Genel bir trend olarak bakarsak son dönemlerde kartela oranının perakende mağazalarda azaldığını görüyoruz. Tüketicinin daha ucuz , hızlı ve pratik olanı tercih ettiğini…

Marx, ekonominin 3 denklemin çarpışması ile ilerlediğini söyler. Önce ortaya bir tez çıkar, sonra bunun anti tezi oluşur, bu ikisinin çarpışmasından da sentez ortaya çıkar. Raflarda yer alan top ürünler “tez” durumuydu, buna karşıt olarak daha fazla çeşit talebiyle birlikte kartela “anti-tez” olarak ortaya çıktı. Bu iki doğrunun mutlaka çarpışacağı bir nokta olacaktı ki bence ekonomik krizler bu çarpışmayı hızlandırıyor. “Sentez” yavaş yavaş oluşmaya başlıyor.

Peki, bu sentez neleri değiştirecek, doğrular nasıl değişiyor…

Şunu ekonomik bir kural olarak söyleyebiliriz ; Gömleğin fiyatı düşerse, ceketin fiyatı da düşmek zorundadır...insanlar ürünleri ve fiyatları bir orantı içinde algılar. Bir evin içerisindeki tv gibi eşyaların fiyatı sürekli düşerken, perdenin fiyatı artmaz. Kesim maliyeti, kargo, kartelacı firmanın stok maliyeti gibi ek masrafların artık hesap edileceği, tüketicinin bu maliyetleri ödemeye direnç göstereceği bir döneme giriyoruz.

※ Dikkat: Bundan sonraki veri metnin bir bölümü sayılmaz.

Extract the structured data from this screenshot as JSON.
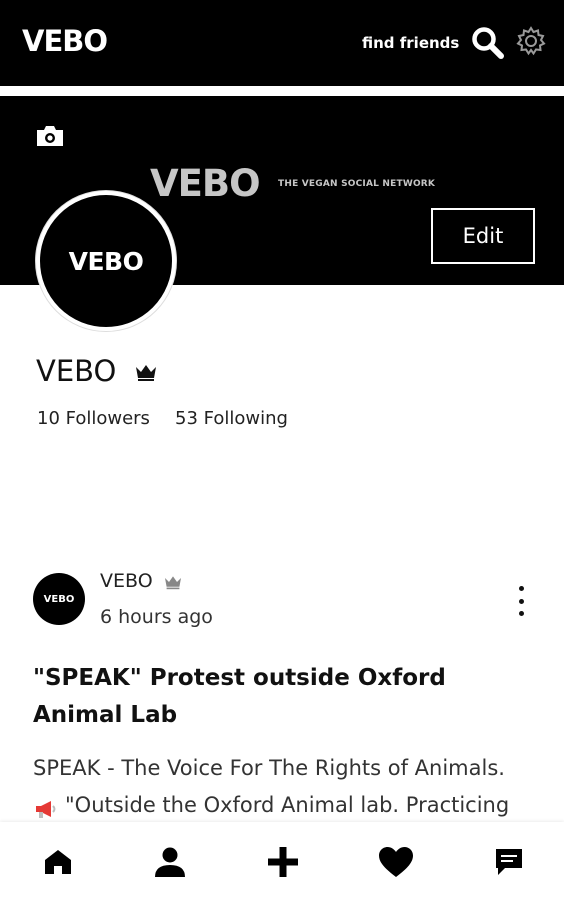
{
  "app": {
    "logo": "VEBO",
    "find_friends": "find friends"
  },
  "cover": {
    "brand": "VEBO",
    "tagline": "THE VEGAN SOCIAL NETWORK",
    "edit_label": "Edit"
  },
  "profile": {
    "avatar_text": "VEBO",
    "name": "VEBO",
    "followers": "10 Followers",
    "following": "53 Following"
  },
  "post": {
    "avatar_text": "VEBO",
    "author": "VEBO",
    "time": "6 hours ago",
    "title": "\"SPEAK\" Protest outside Oxford Animal Lab",
    "body_line1": "SPEAK - The Voice For The Rights of Animals.",
    "body_line2": "\"Outside the Oxford Animal lab. Practicing"
  },
  "icons": {
    "search": "search-icon",
    "settings": "gear-icon",
    "camera": "camera-icon",
    "crown": "crown-icon",
    "more": "more-vertical-icon",
    "megaphone": "megaphone-icon",
    "home": "home-icon",
    "profile": "person-icon",
    "add": "plus-icon",
    "favorites": "heart-icon",
    "messages": "chat-icon"
  },
  "colors": {
    "bar": "#000000",
    "cover_brand": "#c6c6c6",
    "megaphone": "#e53935"
  }
}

Perde mağazasının rakibi asla sadece perde mağazaları değildir. Perde sektörünün geleneksel bir sektör olması, kurumsal markaların perakendede yer alamaması sonucu değişimin daha yavaş gerçekleştiğini söyleyebiliriz. Ancak, diğer sektörlerdeki değişim çok ileri boyutlarda; diğer sektörler tüketicilere yeni bir bilinç aşılıyor, yeni haklar tanıyor, farkındalık yaratıyor. Media markt’ın sunduğu koşulsuz iade garantisi sadece o sektörü ilgilendiren bir durum değildir, tüketici buradan o kültürü alıp bir talebe dönüştürecektir. Dolayısıyla geleneksel kültürde ördüğümüz müşteri yaklaşımları değişmek zorundadır.

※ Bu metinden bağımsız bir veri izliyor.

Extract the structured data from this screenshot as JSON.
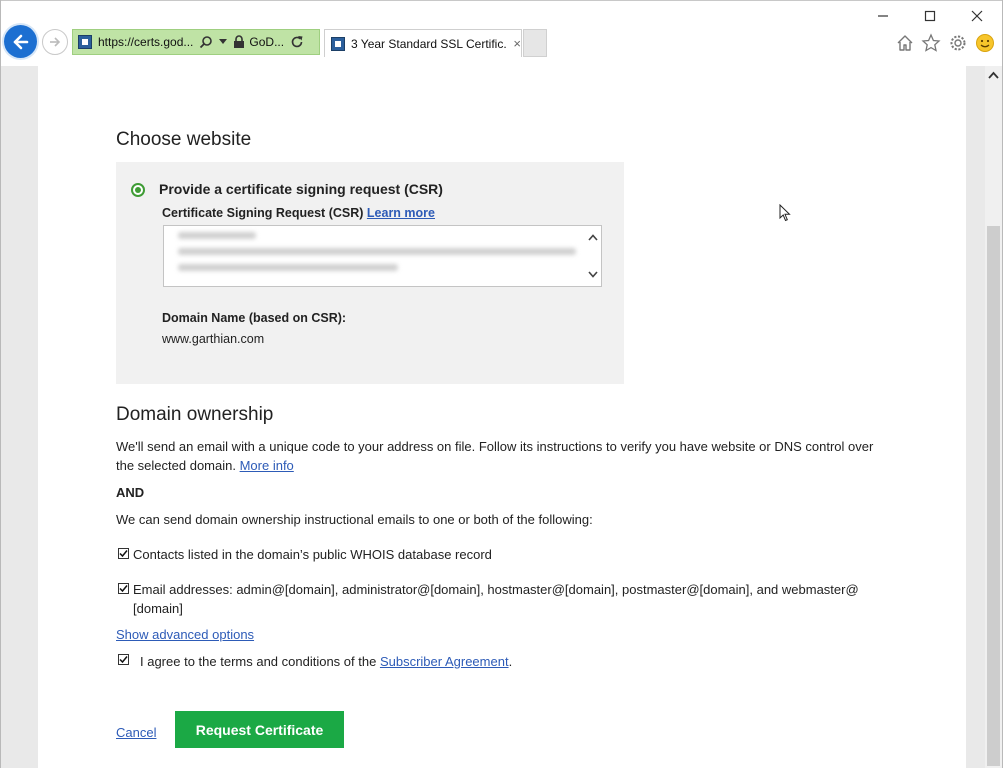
{
  "browser": {
    "address_bar": {
      "url": "https://certs.god...",
      "site_identity": "GoD..."
    },
    "tab": {
      "title": "3 Year Standard SSL Certific...",
      "close": "×"
    },
    "window_controls": {
      "minimize": "—",
      "maximize": "☐",
      "close": "✕"
    }
  },
  "page": {
    "choose_website": {
      "heading": "Choose website",
      "option_label": "Provide a certificate signing request (CSR)",
      "csr_field_label": "Certificate Signing Request (CSR)",
      "learn_more": "Learn more",
      "domain_label": "Domain Name (based on CSR):",
      "domain_value": "www.garthian.com"
    },
    "domain_ownership": {
      "heading": "Domain ownership",
      "description_line1": "We'll send an email with a unique code to your address on file. Follow its instructions to verify you have website or DNS control over",
      "description_line2": "the selected domain.",
      "more_info": "More info",
      "and_label": "AND",
      "instructional_text": "We can send domain ownership instructional emails to one or both of the following:",
      "option_whois": "Contacts listed in the domain’s public WHOIS database record",
      "option_emails_line1": "Email addresses: admin@[domain], administrator@[domain], hostmaster@[domain], postmaster@[domain], and webmaster@",
      "option_emails_line2": "[domain]",
      "show_advanced": "Show advanced options",
      "agree_prefix": "I agree to the terms and conditions of the",
      "subscriber_agreement": "Subscriber Agreement",
      "agree_suffix": "."
    },
    "actions": {
      "cancel": "Cancel",
      "request_certificate": "Request Certificate"
    }
  },
  "colors": {
    "accent_green": "#1ba945",
    "radio_green": "#3f9c35",
    "link_blue": "#2d5bb7",
    "address_bar_green": "#bfe3a5",
    "back_button_blue": "#1c6fd1"
  },
  "icons": [
    "back-arrow-icon",
    "forward-arrow-icon",
    "search-icon",
    "dropdown-icon",
    "lock-icon",
    "refresh-icon",
    "home-icon",
    "favorites-star-icon",
    "settings-gear-icon",
    "smiley-feedback-icon",
    "scroll-up-icon",
    "cursor-icon"
  ]
}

Perakendecilerin tüketici üzerindeki yönlendirme güçlerinin giderek azaldığını, zamanla çok daha azalacağını söyleyebiliriz. “ kesme” ürünün miladının dolduğunu sektör içinde yer alanların bilmesi gerekirken, tüketicilerin de artık kesin biçimde reddettiklerini , esnafın satmak istese de satamadığını görüyoruz. Eskiden bu güç ve bilgi perakendecinin elindeyken şimdi tüketicinin eline geçiyor. İleriki dönemde bu gücü toptancıların ve perakendecilerin yitireceklerini, üreticilerin ve tüketicinin yönlendirici tek güç olacaklarını düşünüyorum. Üreticiler daha çok değer ve marka yaratmaya yönelecekler, tüketiciler de artan bilinç düzeyleriyle bu mesajlardan kendilerine uygun olanı seçecekler…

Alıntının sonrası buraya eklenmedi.